Background: Deficiency of 6-pyruvoyltetrahydropterin synthase (PTPS) is a recessively inherited disorder that leads to depletion of 5,6,7, 8-tetrahydrobiopterin, the obligatory cofactor for hydroxylation of phenylalanine, tyrosine, and tryptophan. A marker for neonatal detection of PTPS deficiency is hyperphenylalaninemia (HPA). Molecular analysis would provide a simple and reliable means for distinguishing PTPS deficiency from other potential causes of HPA.
Methods: We developed a method based on PCR in combination with denaturing gradient gel electrophoresis (DGGE) that rapidly scans the six coding sequences and all splice sites of the PTPS gene (PTS) for mutations. This method was used to examine the status of the PTS gene in control samples with known PTS mutations and in five patients with PTPS deficiency.

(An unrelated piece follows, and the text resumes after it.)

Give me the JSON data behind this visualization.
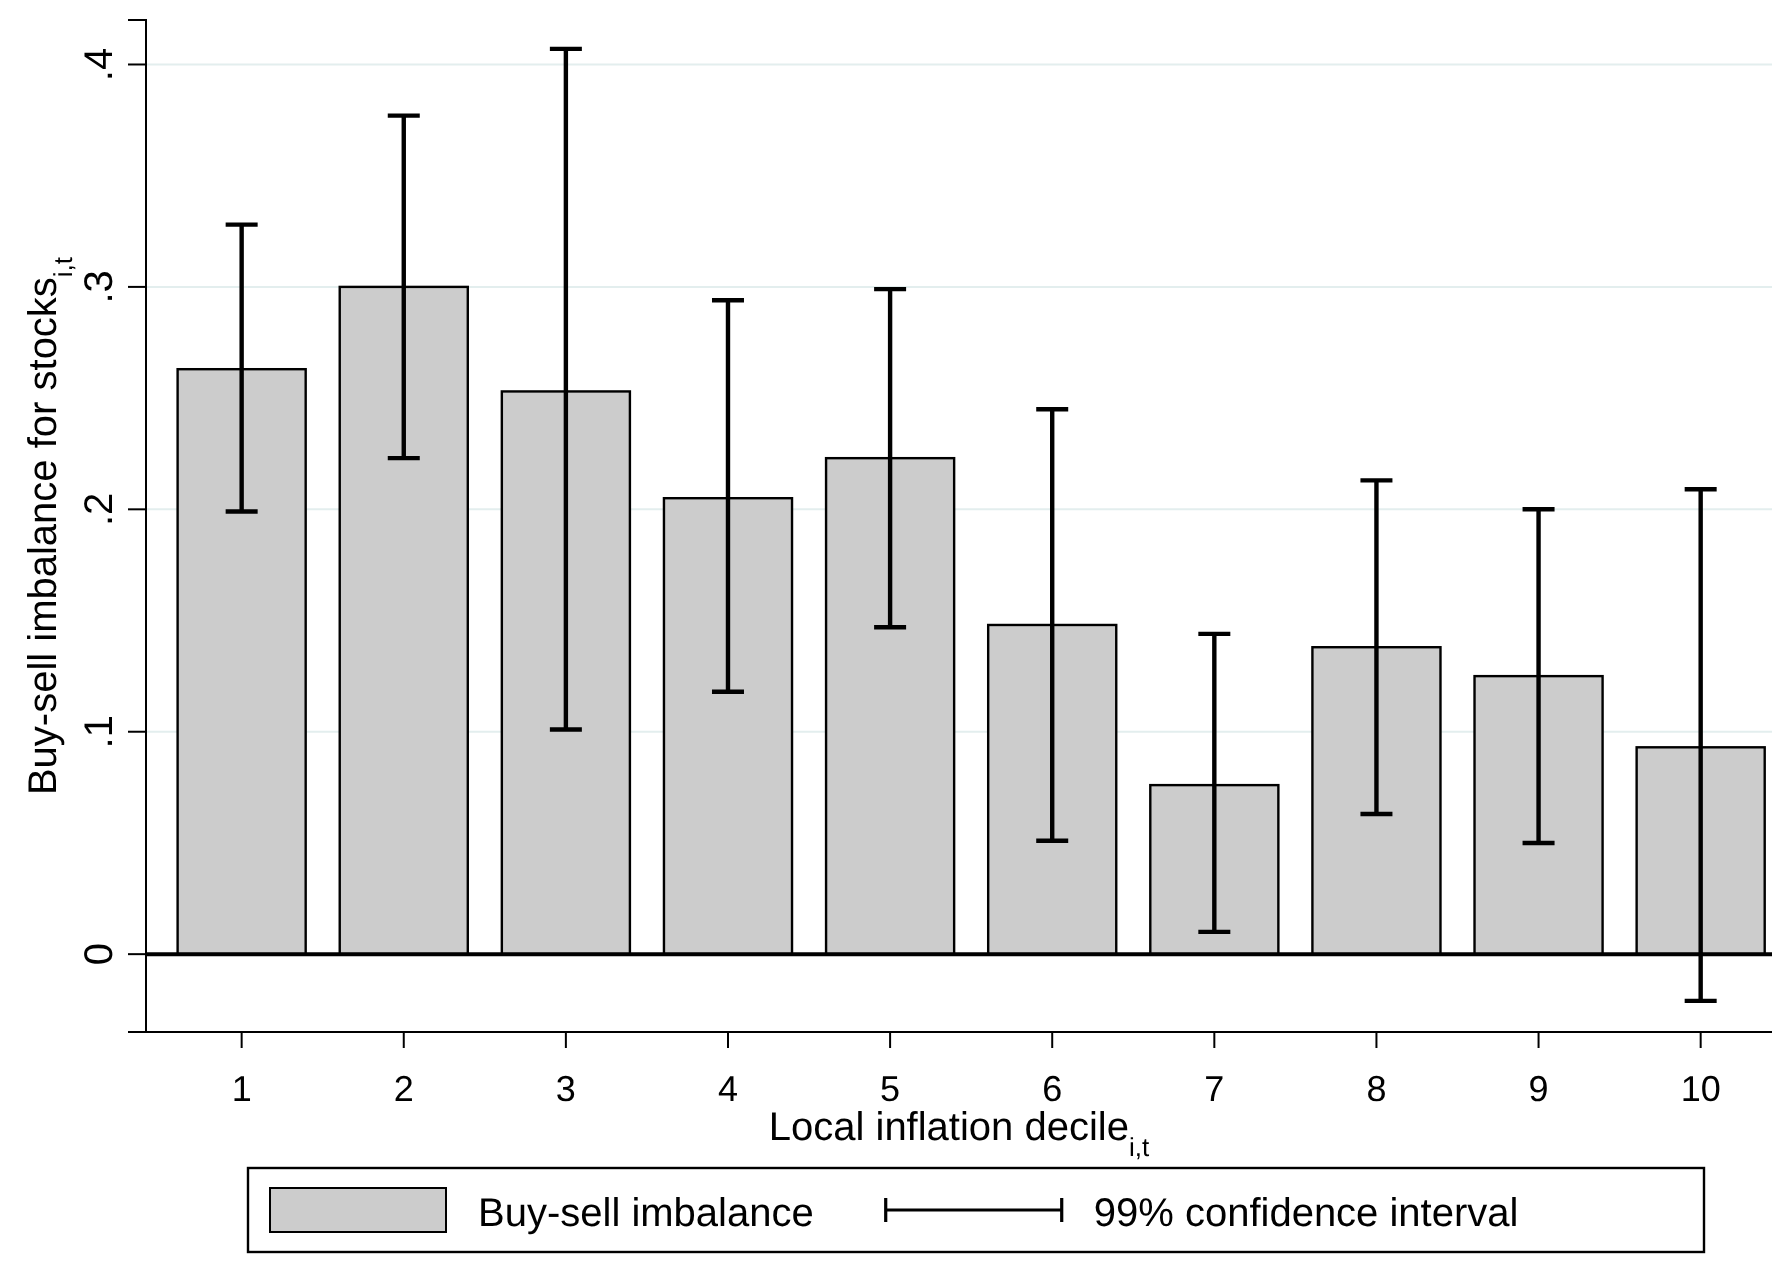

Results: Two features of the PTS gene posed particular problems in relation to DGGE analysis: the very high GC content of exon 1, and a 15-bp poly(dT) stretch in the acceptor splice site of intron 1. Both problems were solved by special design of amplification primers. PCR and DGGE conditions were adjusted to allow simultaneous analysis of all six regions of the PTS gene. Using this one-step approach, all control mutations were readily resolved. Among the five PTPS patients, four mutations were identified, including IVS1-3C-->G, IVS2-7T-->A, V57del, and V97M (289G-->A). The IVS1-3C-->G mutation was shown by reverse transcription-PCR analysis to produce multiple splice variants.
Conclusions: We have established a fast and reliable screening method for detection of mutations and small deletions/insertions in the PTS gene. This method should be useful for rapid diagnosis of PTPS deficiency in newborns with HPA.